La loi israélienne exige que le gouvernement organise un référendum national sur tout accord conclu avec le Liban

La loi israélienne exige que le gouvernement organise un référendum national sur tout accord conclu avec le Liban au sujet de la frontière maritime, écrit le groupe de réflexion Kohelet Policy Forum, alors que les pourparlers sous médiation américaine entre Jérusalem et Beyrouth semblent toucher à leur fin.

Israël et le Liban négocient indirectement leur frontière maritime depuis fin 2020, avec la médiation des États-Unis. Au cours de la semaine écoulée, les responsables israéliens et libanais ont exprimé l'espoir que les pourparlers touchent à leur fin, l'envoyé américain pour l'énergie Amos Hochstein ayant rencontré les dirigeants à Beyrouth ainsi que le Premier ministre Yair Lapid.

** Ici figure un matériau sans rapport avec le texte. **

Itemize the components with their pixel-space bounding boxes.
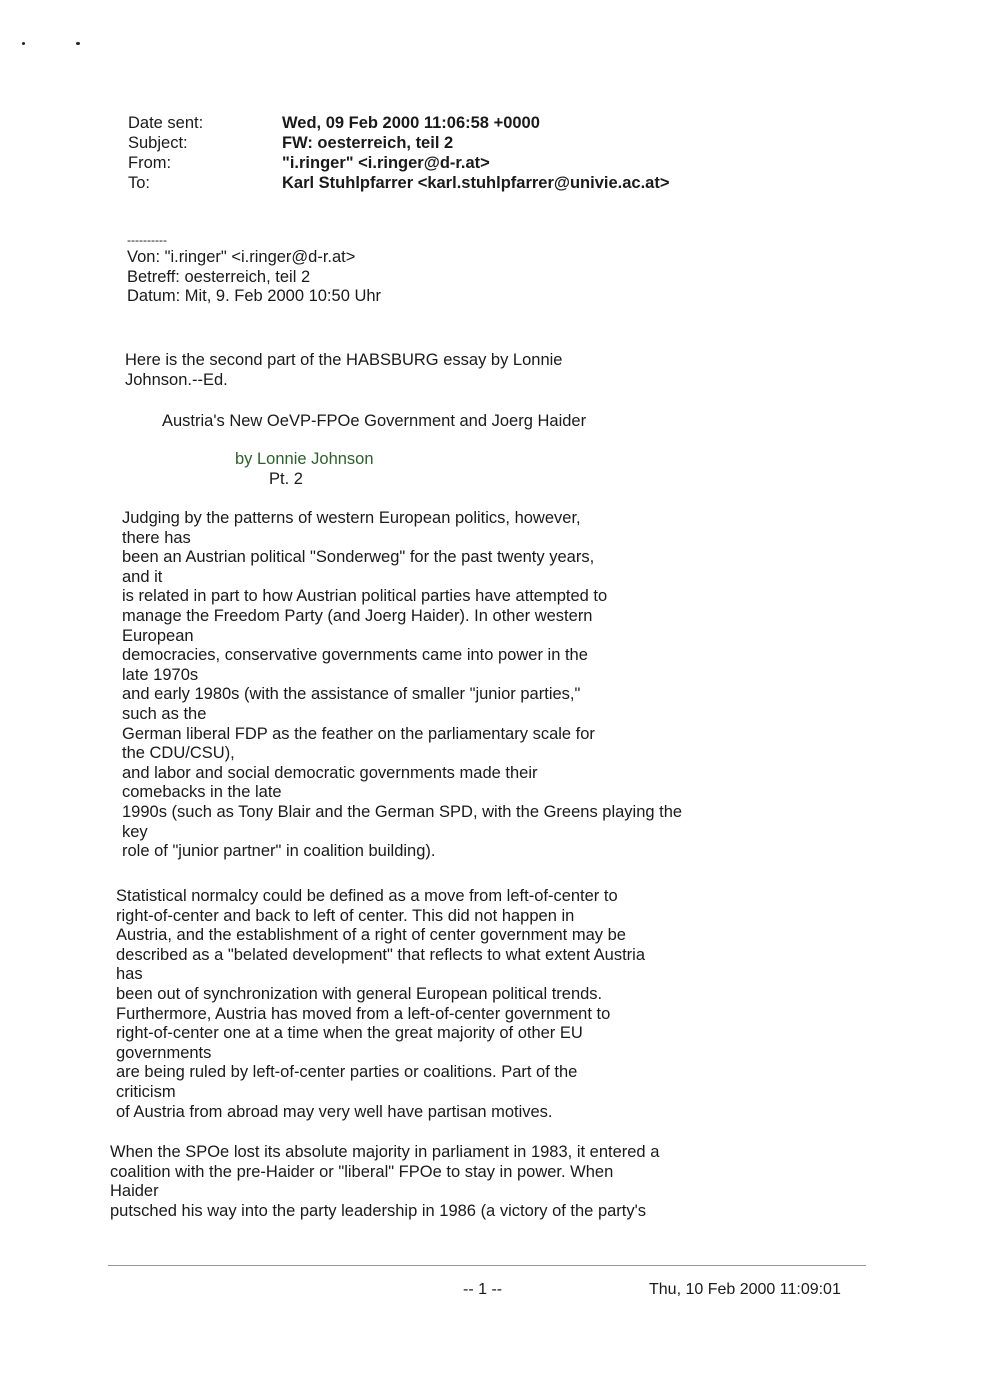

Ce dernier a informé les ministres de l'état d'avancement des pourparlers lors d'une réunion du cabinet de sécurité mercredi.

Alors que les parties ont gardé secrets les détails de la proposition sur la table, Aharon Gerber et Ariel Ehrlich, deux avocats du département des litiges du Forum Kohelet de droite, ont exprimé la crainte qu'elle puisse impliquer qu'Israël concède une partie de ses eaux territoriales.

 

La Loi fondamentale stipule que "[Si] le gouvernement a décidé de signer un accord par lequel la loi, le système judiciaire et l'administration de l'État d'Israël ne s'appliqueront plus à un territoire dans lequel ils s'appliquent - y compris un accord comprenant un engagement futur et un engagement conditionnel... après approbation de la majorité de la Knesset - nécessite une approbation par référendum national, à moins qu'il ne soit approuvé par 80 membres de la Knesset."